I mentioned in the original post that you can do nice plotting with ATK + matplotlib. A specific example of this is how the I-V script plots the results, and we can present that in a bit more detail, for those interested.
Remember from the actual I-V calculation that we have stored the values of bias and current in an array called "iv".
The simplest version of a plotting code would look like this:
import matplotlib
matplotlib.use('Agg')
import pylab as P
from numpy import array
X = array(iv)[:,0]
Y = array(iv)[:,1]
P.plot(X,Y)
P.xlabel('Bias (Volt)')
P.ylabel('Current (Ampere)')
P.title('I-V curve for Li-H2-Li')
P.savefig('lih2li_iv.png')
This looks very much like Matlab, and should be trivial to understand. The plot is attached as "lih2li_iv.png", and we can see that there are some things we would like to improve one (no plot points, scaling of the y-axis values).
Now, in the actual I-V script we go a step beyond this, since we wish to give the user control over things like the output file name, plot title, axis labels, etc, but also
- scaling (currents are in microamperes)
- plot symbols and colors
- axis min/max
- ... and perhaps something more
There are many ways to solve that, but one simple way is to use a
dictionary. The script contains an internal dict(ionary) the defines the default values, and we then allow the user to pass another dict to the plot function, and use it to overwrite the defaults with any user-defined parameters.

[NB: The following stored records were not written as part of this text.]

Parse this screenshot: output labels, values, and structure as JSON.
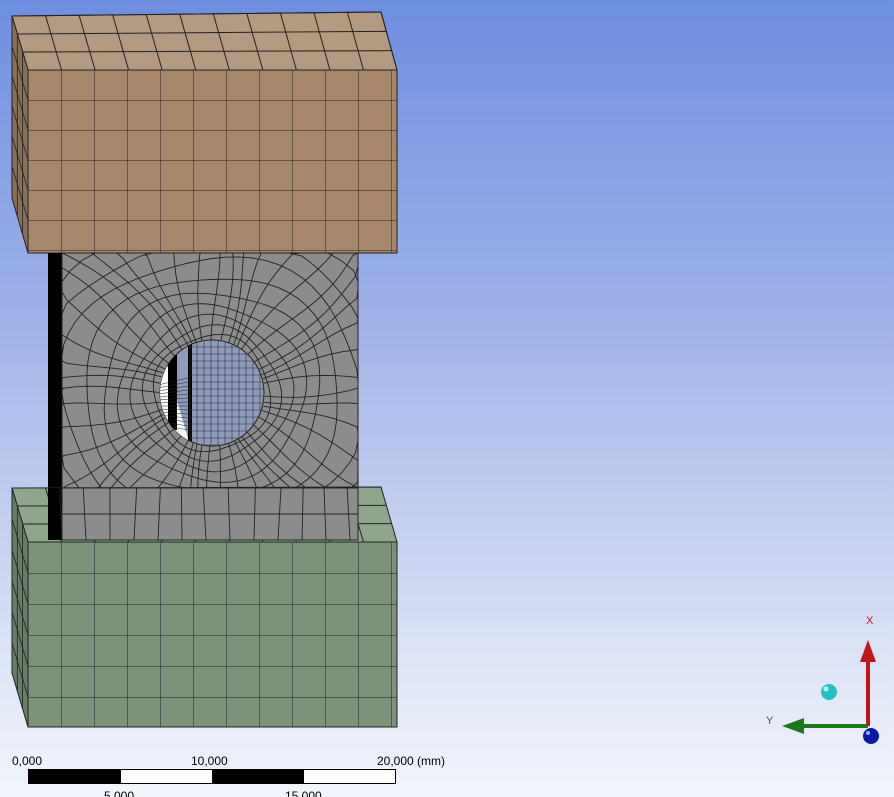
{
  "scale": {
    "labels_top": [
      "0,000",
      "10,000",
      "20,000 (mm)"
    ],
    "labels_bottom": [
      "5,000",
      "15,000"
    ]
  },
  "triad": {
    "x_label": "X",
    "y_label": "Y",
    "x_color": "#c0141c",
    "y_color": "#1a7a1a",
    "z_color": "#0a1aa8",
    "iso_ball_color": "#22c1c9"
  },
  "colors": {
    "top_block": "#a7876a",
    "bottom_block": "#7c937a",
    "specimen": "#8c8c8c",
    "hole": "#8e9bbd"
  }
}
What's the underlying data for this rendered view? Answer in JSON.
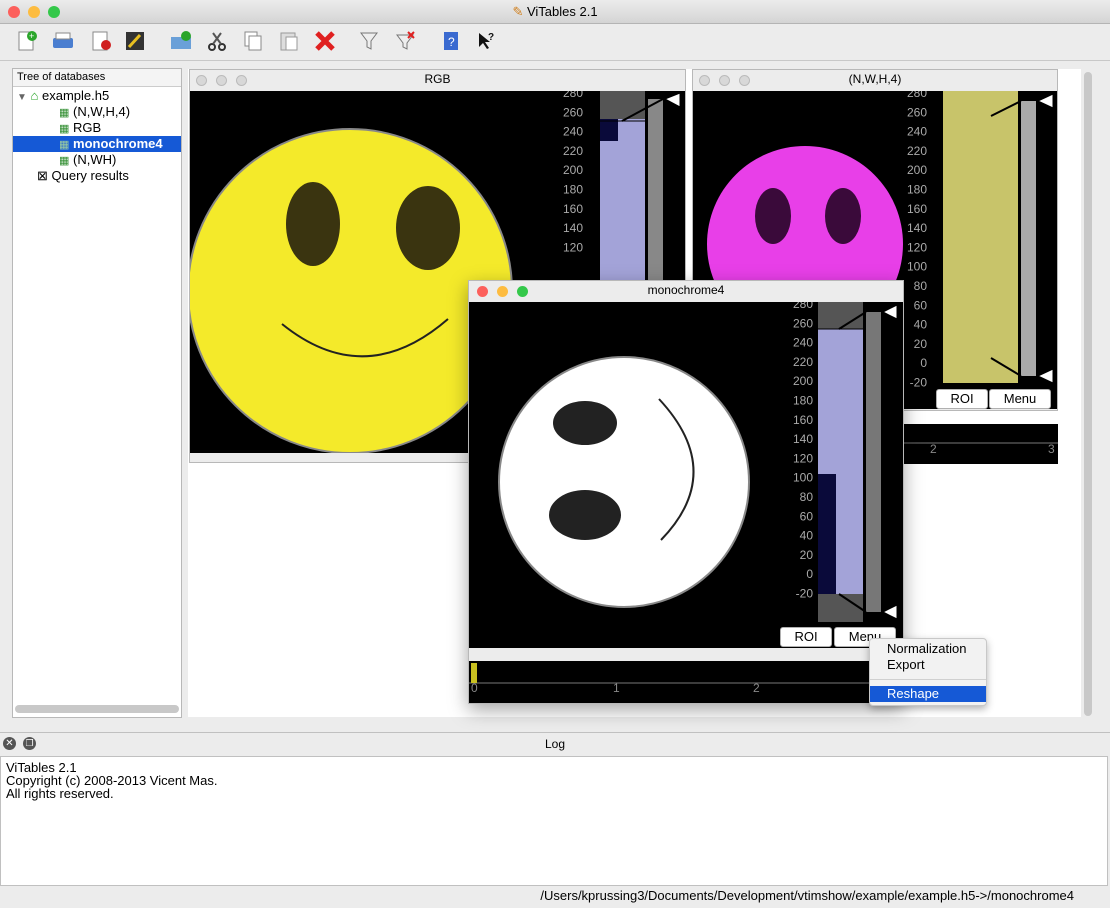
{
  "app": {
    "title": "ViTables 2.1",
    "light_colors": [
      "#fc605c",
      "#fdbc40",
      "#34c84a"
    ]
  },
  "toolbar": [
    "new-file-icon",
    "open-file-icon",
    "close-file-icon",
    "save-as-icon",
    "new-group-icon",
    "cut-icon",
    "copy-icon",
    "paste-icon",
    "delete-icon",
    "query-icon",
    "delete-queries-icon",
    "about-icon",
    "whats-this-icon"
  ],
  "tree": {
    "header": "Tree of databases",
    "file": "example.h5",
    "items": [
      "(N,W,H,4)",
      "RGB",
      "monochrome4",
      "(N,WH)"
    ],
    "query": "Query results",
    "selected_index": 2
  },
  "windows": {
    "rgb": {
      "title": "RGB",
      "ticks": [
        "280",
        "260",
        "240",
        "220",
        "200",
        "180",
        "160",
        "140",
        "120"
      ]
    },
    "nwh4": {
      "title": "(N,W,H,4)",
      "ticks": [
        "280",
        "260",
        "240",
        "220",
        "200",
        "180",
        "160",
        "140",
        "120",
        "100",
        "80",
        "60",
        "40",
        "20",
        "0",
        "-20"
      ],
      "roi": "ROI",
      "menu": "Menu",
      "timeline_ticks": [
        "2",
        "3"
      ]
    },
    "mono": {
      "title": "monochrome4",
      "ticks": [
        "280",
        "260",
        "240",
        "220",
        "200",
        "180",
        "160",
        "140",
        "120",
        "100",
        "80",
        "60",
        "40",
        "20",
        "0",
        "-20"
      ],
      "roi": "ROI",
      "menu": "Menu",
      "timeline_ticks": [
        "0",
        "1",
        "2"
      ]
    }
  },
  "context_menu": {
    "items": [
      "Normalization",
      "Export",
      "Reshape"
    ],
    "selected": "Reshape"
  },
  "log": {
    "title": "Log",
    "lines": [
      "ViTables 2.1",
      "Copyright (c) 2008-2013 Vicent Mas.",
      "All rights reserved."
    ]
  },
  "status": {
    "path": "/Users/kprussing3/Documents/Development/vtimshow/example/example.h5->/monochrome4"
  },
  "colors": {
    "selection": "#1559d6",
    "yellow": "#f4ea2a",
    "magenta": "#e83fe8",
    "histo": "#a3a3d8",
    "olive": "#c8c46a"
  }
}
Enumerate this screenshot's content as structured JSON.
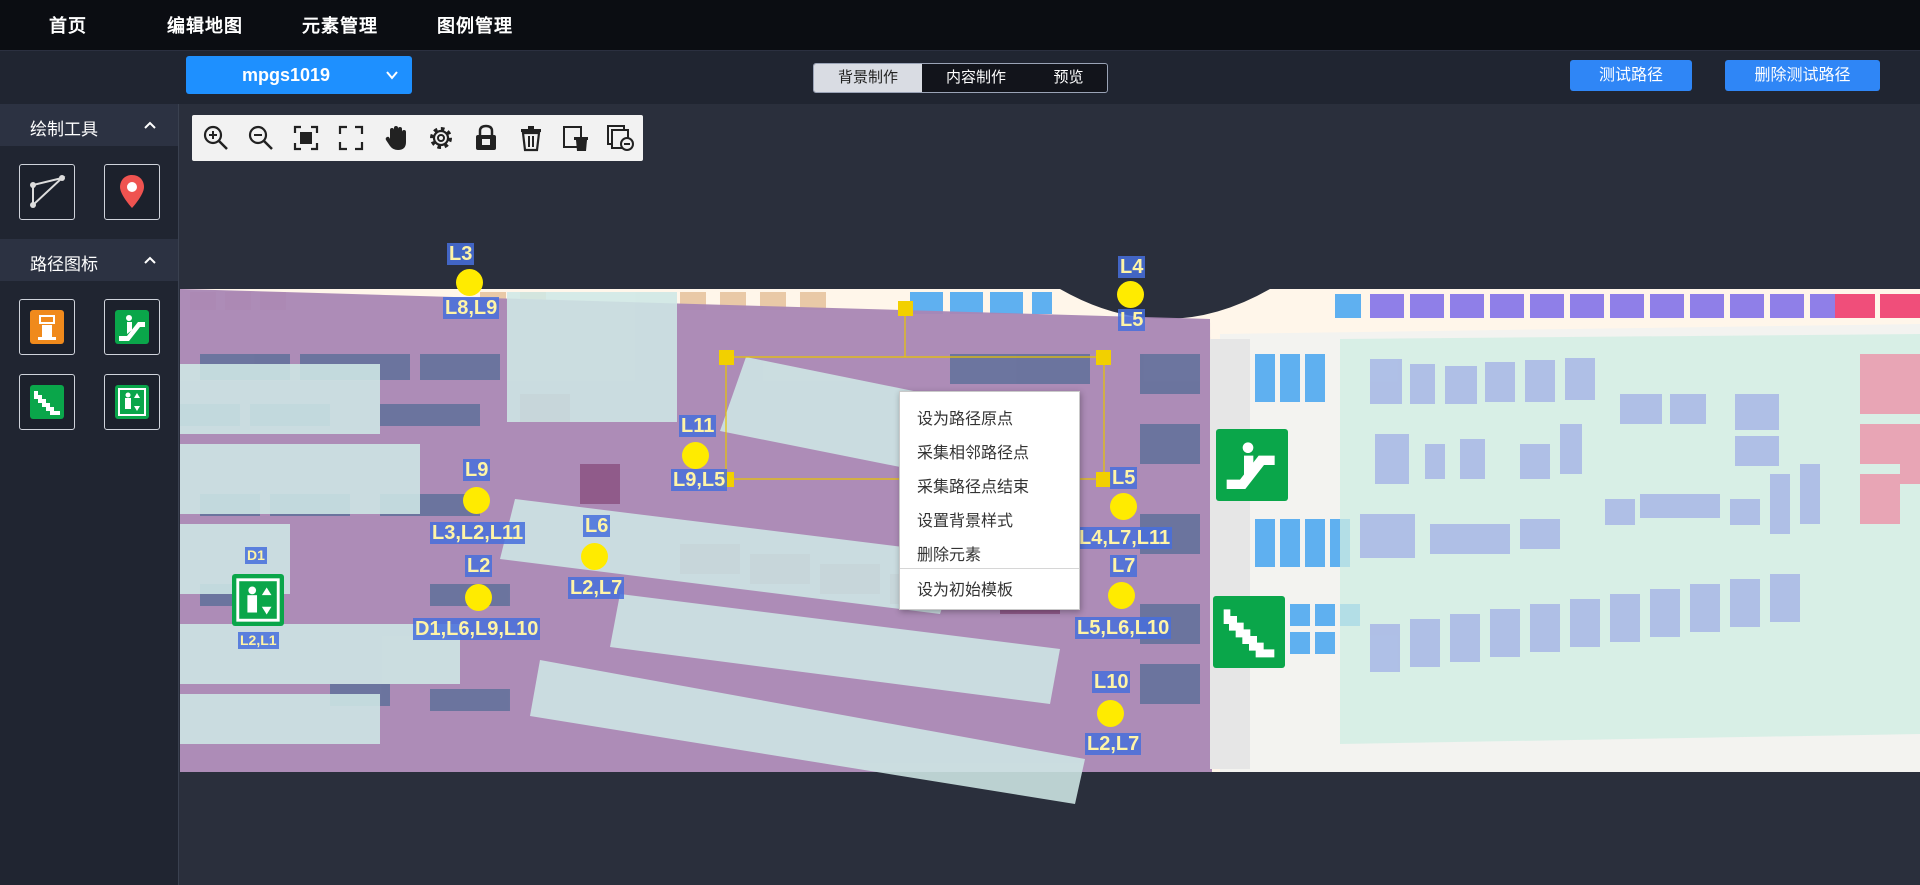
{
  "nav": [
    "首页",
    "编辑地图",
    "元素管理",
    "图例管理"
  ],
  "map_selector": {
    "value": "mpgs1019"
  },
  "modes": [
    "背景制作",
    "内容制作",
    "预览"
  ],
  "active_mode": "背景制作",
  "actions": {
    "test_route": "测试路径",
    "delete_test_route": "删除测试路径"
  },
  "sidebar": {
    "draw_tools_title": "绘制工具",
    "draw_tools": [
      "polygon-tool-icon",
      "location-pin-icon"
    ],
    "route_icons_title": "路径图标",
    "route_icons": [
      "ticket-machine-icon",
      "escalator-icon",
      "stairs-icon",
      "elevator-icon"
    ]
  },
  "toolbar_icons": [
    "zoom-in-icon",
    "zoom-out-icon",
    "fit-screen-icon",
    "fullscreen-icon",
    "pan-hand-icon",
    "settings-icon",
    "lock-icon",
    "delete-icon",
    "clear-icon",
    "remove-layer-icon"
  ],
  "context_menu": [
    "设为路径原点",
    "采集相邻路径点",
    "采集路径点结束",
    "设置背景样式",
    "删除元素",
    "设为初始模板"
  ],
  "path_points": [
    {
      "name": "L3",
      "neighbors": "L8,L9"
    },
    {
      "name": "L4",
      "neighbors": "L5"
    },
    {
      "name": "L11",
      "neighbors": "L9,L5"
    },
    {
      "name": "L9",
      "neighbors": "L3,L2,L11"
    },
    {
      "name": "L6",
      "neighbors": "L2,L7"
    },
    {
      "name": "L2",
      "neighbors": "D1,L6,L9,L10"
    },
    {
      "name": "L5",
      "neighbors": "L4,L7,L11"
    },
    {
      "name": "L7",
      "neighbors": "L5,L6,L10"
    },
    {
      "name": "L10",
      "neighbors": "L2,L7"
    },
    {
      "name": "D1",
      "neighbors": "L2,L1"
    }
  ],
  "colors": {
    "accent": "#1e90ff",
    "button": "#2f86f6",
    "path_point": "#ffeb00",
    "sign_green": "#0aa64a",
    "ticket_orange": "#f08a1c",
    "pin_red": "#ef5350"
  }
}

A simple example of this technique is
# Default values
parameters = { 'a' : 5, 'b' : 3 }
# User-defined parameters
my_parameters = { 'b' : 8 }
# Apply user parameters
parameters.update(my_parameters)
After that, the dict "parameters" will have a=5 (default) and b=8 (user-defined).
We use this in the plot function of the I-V script as follows. The default values are:
plot_params = {
# Blue circles with a line is default plot style
'plot_color' : 'b',
'plot_symbol' : 'o-',
'ylabel' : 'Current (micro-Ampere)',
'xlabel' : 'Bias (V)',
'grid' : False,
'title' : 'I-V curve',
'ymin' : None,
'ymax' : None,
# Scaling factor for the y-axis
'yscale' : 1.e6
}
To result of using these default can be seen in the original post (updated!).
The user can then make his own preferences, like
my_plot_params = {
# I want a green line with X plot symbols
'plot_color' : 'g',
'plot_symbol' : 'x-',
# No scaling, please
'yscale' : 1
'ylabel' : 'Current (Ampere)',
# I want a grid
'grid' : False,
'title' : 'I-V curve',
}
He then passes this to the plot script:
ivcurve.plotIVCurve(iv,'lih2li_iv_green.png',my_plot_params)
The result is also attached, as "lih2li_iv_green.png".
As mentioned above already, more details on matplotlib is available on their webpage.
Hopefully this demonstrates some of the powerful stuff you can do with plotting inside ATK!